Another is his observation that the piece is essentially a play with music. For consistency of wit and musical inspiration, Frank Loesser's songs may be the best ever to grace a Broadway show, but they're never free-standing; each of them pushes the action forward. Indeed, as Eyre reports, the original director, George Kauffman, insisted on giving the play-aspect priority. "Good God," he was once heard to mutter, somewhat illogically, as he sprinted out of the lobby, "Do we have to have every number this son-of-a-bitch ever wrote?"

I was reminded of these things watching Paul Kerryson's revival at the Leicester Haymarket. The production isn't perfect, and, visually, Runyonland- Broadway looks a bit bleak around the edges. But it never condescends to the "fairy-tale" of compulsive gamblers colliding with mission girls by being either archly parodic or maudlin and it sends you out into the night feeling glad to be alive.

The cast have, by and large, the right kind of quirkiness for the roles. There's a lanky allure about David Leonard's warmly sung Sky Masterson that's humanised by a certain goofiness in the broad grin and by the way he keeps signalling that Sky's cool is far from securely nailed in place. To contemplate Peter Forbes's tubby, anxiously keen Nathan Detroit trying to shoot his cuffs in the cocky manner Sky has perfected is to realise anew the strange underlying innocence of these New York scapegraces, a feature that makes Guys and Dolls an urban pastoral.

As Sarah Brown, the Salvation Army girl who wanted to convert Broadway single-handed, Fiona Sinnott appealingly traces her progress from touchily defensive spiritual pride to squiffy abandon in Havana, and her singing of "If I Were a Bell" has wit and bell-like clarity. I feel churlish carping about the Adelaide of Geraldine Fitzgerald, as she's an actress I enjoy very much. But she's a smart brunette, Rosalind Russell-type of performer. Seeing her play Adelaide - who is no dumb broad but a woman whose common sense gets misted up by incurable romance to the extent of remaining engaged for 14 years to the same guy - you can't believe that she wouldn't have manhandled him down that aisle over a decade back.

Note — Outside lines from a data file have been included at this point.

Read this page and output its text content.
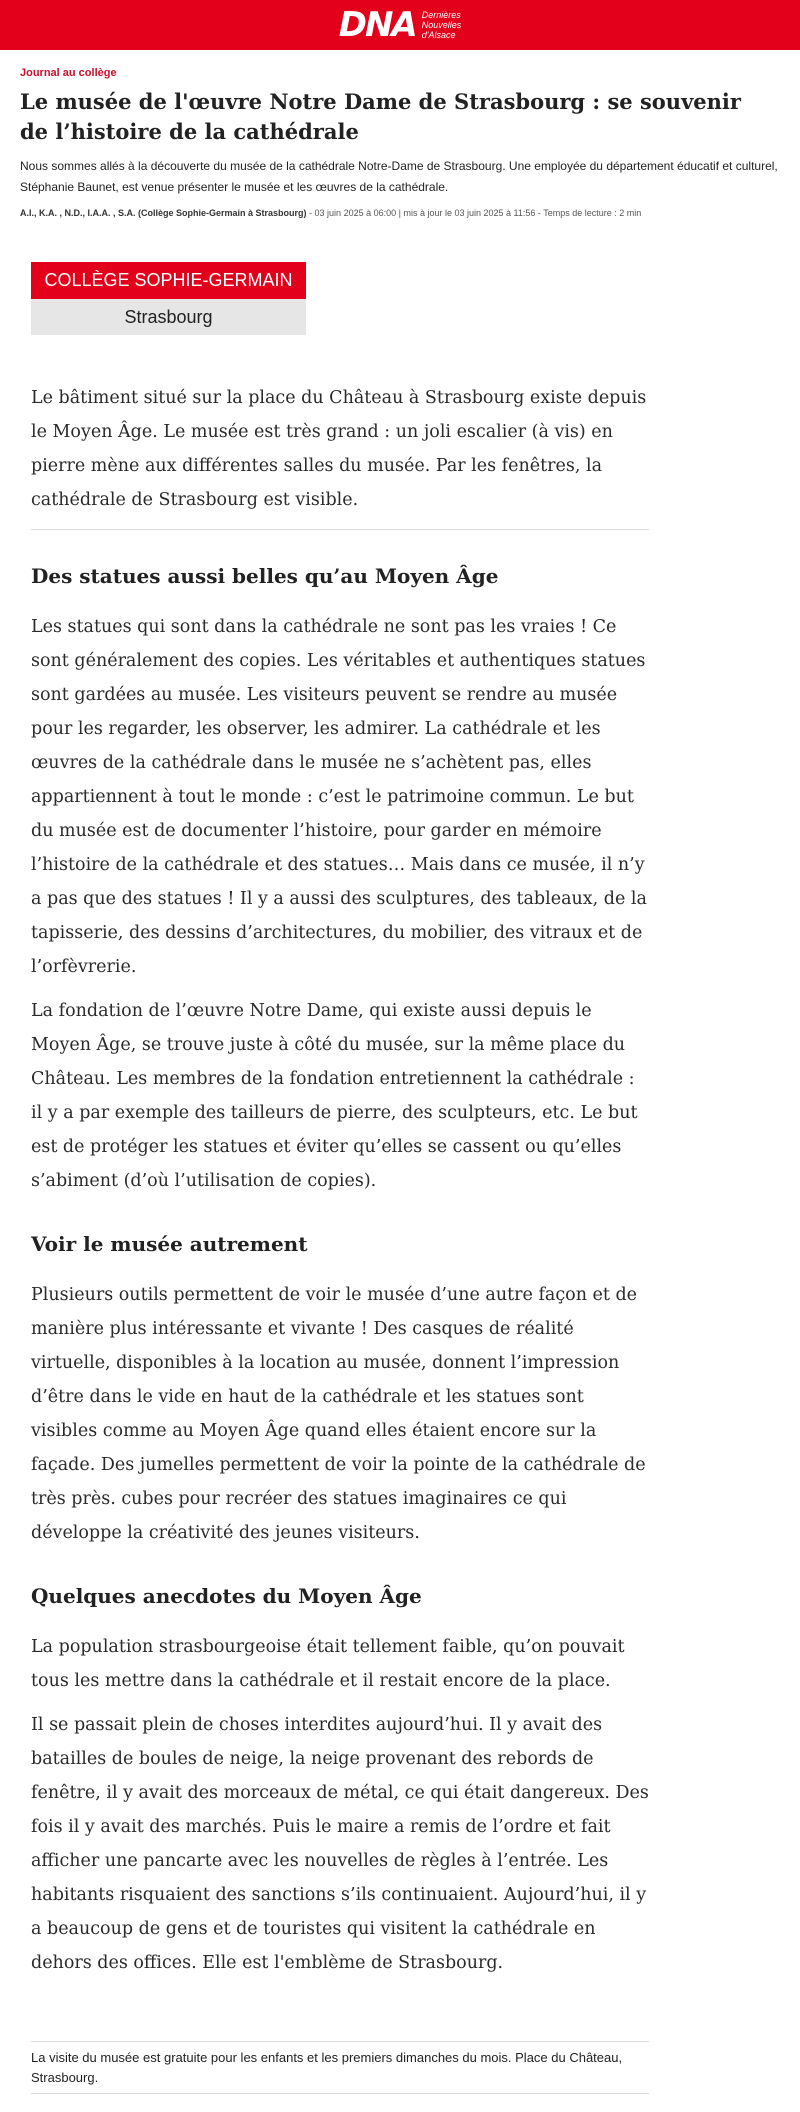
DNA Dernières
Nouvelles
d'Alsace
Journal au collège
Le musée de l'œuvre Notre Dame de Strasbourg : se souvenir de l’histoire de la cathédrale

Nous sommes allés à la découverte du musée de la cathédrale Notre-Dame de Strasbourg. Une employée du département éducatif et culturel, Stéphanie Baunet, est venue présenter le musée et les œuvres de la cathédrale.

A.I., K.A. , N.D., I.A.A. , S.A. (Collège Sophie-Germain à Strasbourg) - 03 juin 2025 à 06:00 | mis à jour le 03 juin 2025 à 11:56 - Temps de lecture : 2 min
COLLÈGE SOPHIE-GERMAIN
Strasbourg

Le bâtiment situé sur la place du Château à Strasbourg existe depuis le Moyen Âge. Le musée est très grand : un joli escalier (à vis) en pierre mène aux différentes salles du musée. Par les fenêtres, la cathédrale de Strasbourg est visible.

Des statues aussi belles qu’au Moyen Âge

Les statues qui sont dans la cathédrale ne sont pas les vraies ! Ce sont généralement des copies. Les véritables et authentiques statues sont gardées au musée. Les visiteurs peuvent se rendre au musée pour les regarder, les observer, les admirer. La cathédrale et les œuvres de la cathédrale dans le musée ne s’achètent pas, elles appartiennent à tout le monde : c’est le patrimoine commun. Le but du musée est de documenter l’histoire, pour garder en mémoire l’histoire de la cathédrale et des statues… Mais dans ce musée, il n’y a pas que des statues ! Il y a aussi des sculptures, des tableaux, de la tapisserie, des dessins d’architectures, du mobilier, des vitraux et de l’orfèvrerie.

La fondation de l’œuvre Notre Dame, qui existe aussi depuis le Moyen Âge, se trouve juste à côté du musée, sur la même place du Château. Les membres de la fondation entretiennent la cathédrale : il y a par exemple des tailleurs de pierre, des sculpteurs, etc. Le but est de protéger les statues et éviter qu’elles se cassent ou qu’elles s’abiment (d’où l’utilisation de copies).

Voir le musée autrement

Plusieurs outils permettent de voir le musée d’une autre façon et de manière plus intéressante et vivante ! Des casques de réalité virtuelle, disponibles à la location au musée, donnent l’impression d’être dans le vide en haut de la cathédrale et les statues sont visibles comme au Moyen Âge quand elles étaient encore sur la façade. Des jumelles permettent de voir la pointe de la cathédrale de très près. cubes pour recréer des statues imaginaires ce qui développe la créativité des jeunes visiteurs.

Quelques anecdotes du Moyen Âge

La population strasbourgeoise était tellement faible, qu’on pouvait tous les mettre dans la cathédrale et il restait encore de la place.

Il se passait plein de choses interdites aujourd’hui. Il y avait des batailles de boules de neige, la neige provenant des rebords de fenêtre, il y avait des morceaux de métal, ce qui était dangereux. Des fois il y avait des marchés. Puis le maire a remis de l’ordre et fait afficher une pancarte avec les nouvelles de règles à l’entrée. Les habitants risquaient des sanctions s’ils continuaient. Aujourd’hui, il y a beaucoup de gens et de touristes qui visitent la cathédrale en dehors des offices. Elle est l'emblème de Strasbourg.

La visite du musée est gratuite pour les enfants et les premiers dimanches du mois. Place du Château, Strasbourg.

All the same, Fitzgerald's ringing duet with Sinnott is one of the evening's highlights. "Marry the man today and train him sub...sequently" she sings, with a tremendous I-mean-business growl and fist-clench on that "sub". The other stand-out moment is Peter Edbrook's electric rendition, as Nicely Nicely Johnson, of "Sit Down You're Rocking the Boat", surely the greatest present a Broadway composer ever made to fat character actors with high voices. But, then, Guys and Dolls is the greatest present Broadway ever bestowed on us all.